Конечно, Аркашка, на какой-то момент ополоумев от восторга, хотел благородство разыграть – с кем поведешься, от того и наберешься – то есть хотел, не вставая с постели, сделать Светке предложение, но вовремя себя остановил. Мол, если забрюхатеет, тогда уж… Но она – дура, что ли?
Любопытно, что в этом смысле и сегодня изменилось не многое. Хотя спецсредства, ранее только в аптеках стыдливо покупаемые редкими отважными гражданами, теперь запросто продаются и покупаются на каждом углу без какого-либо смущения. Притом спецсредства эти несравнимо лучшего качества. А неопытные дурочки «залетают» ничуть не реже. Опытные умницы почти никогда не «залетают». Как и в старое время.
Таким образом, Мишка женился и даже отцом до армии стал. Но прежде родители ему свадьбу устроили честь честью, и в «малуху», что стояла в глубине двора, лишь периодически используясь в качестве жилища для скотины, отселили. Оттуда Машку и в роддом, когда пришло время, свезли. И Мишка, дождавшись благой вести о рождении дочки Танюшки, сразу, как путевый, в больницу прибежал. Причем совершенно трезвый, не то что некоторые. В результате на работу с опозданием пришел и явно чем-то сильно удрученный.

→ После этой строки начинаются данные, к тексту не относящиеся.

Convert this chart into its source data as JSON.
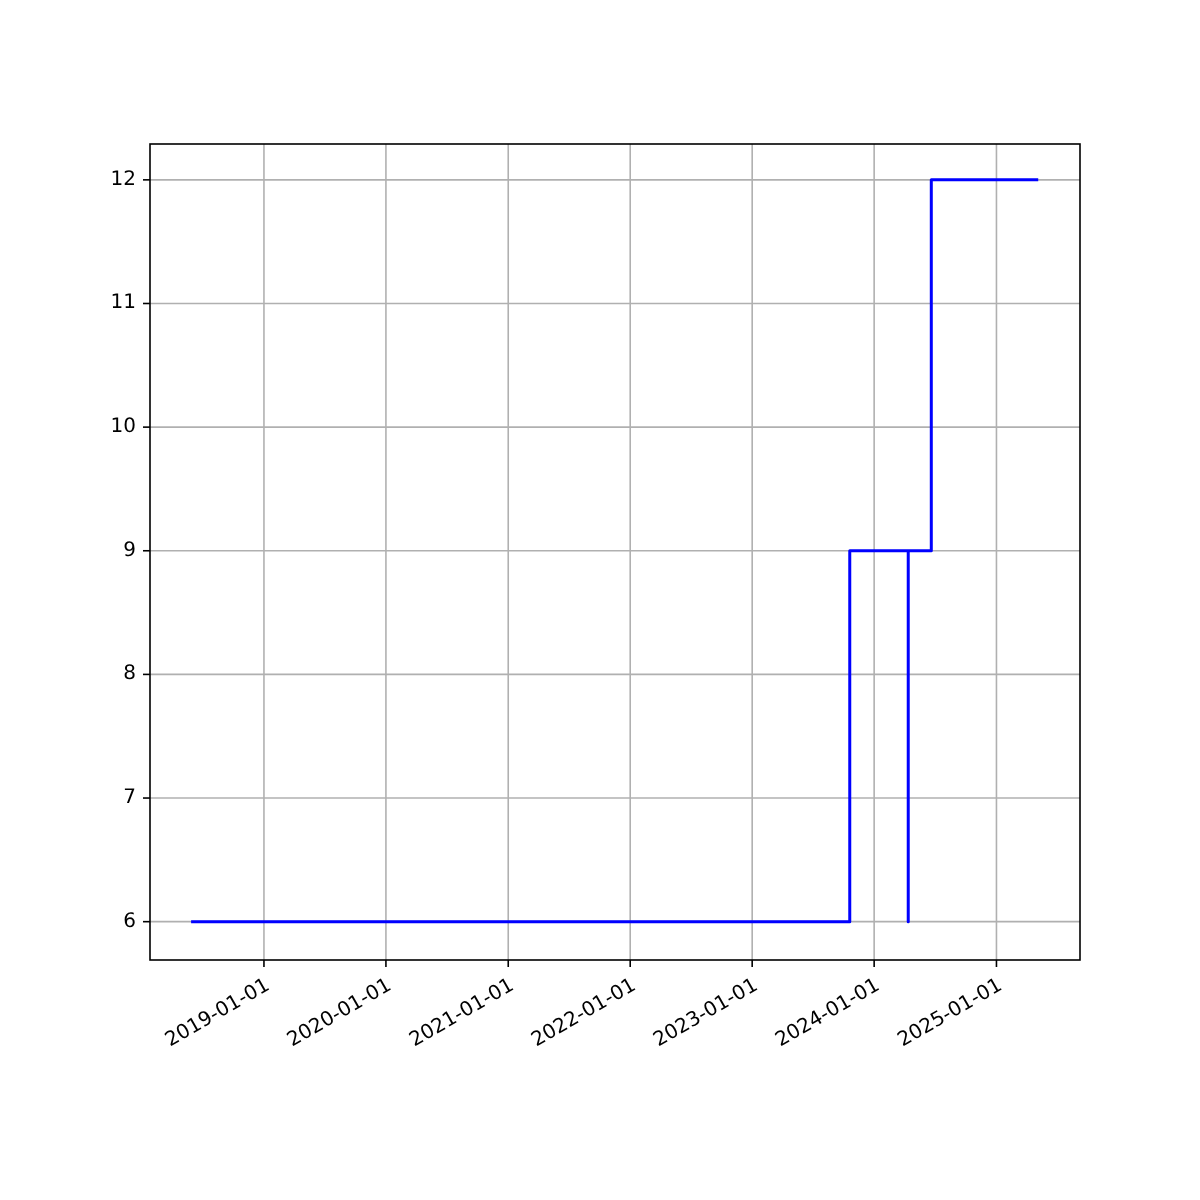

– Что, Мишк? – обеспокоились и коллеги, потому как – мало ли… – Родила твоя?
– Родить-то родила…
– С «короедом» что-то?
– Да не-е, нормально. Три шестьсот. Девка. Танькой будет…
– А Машка твоя – в ажуре?
– Сказали – не совсем. Сказали – разрывы какие-то. Сказали – придется ушивать…
– Так что ж ты сидишь, беги!
– Куда?
– Дак назад, в больницу!
– Зачем?
– Как зачем, скажи, чтобы поуже ушили!..
Такие вот хохмачи-пролетарии всегда были на Руси, есть и вряд ли переведутся в будущем. А то некоторые тревожатся насчет нынешнего засилья на отечественном телевидении юмора «made in Hollywood», иначе говоря «солдатского», тогда как подлинно народный юмор, нравится кому-то или нет, именно таков…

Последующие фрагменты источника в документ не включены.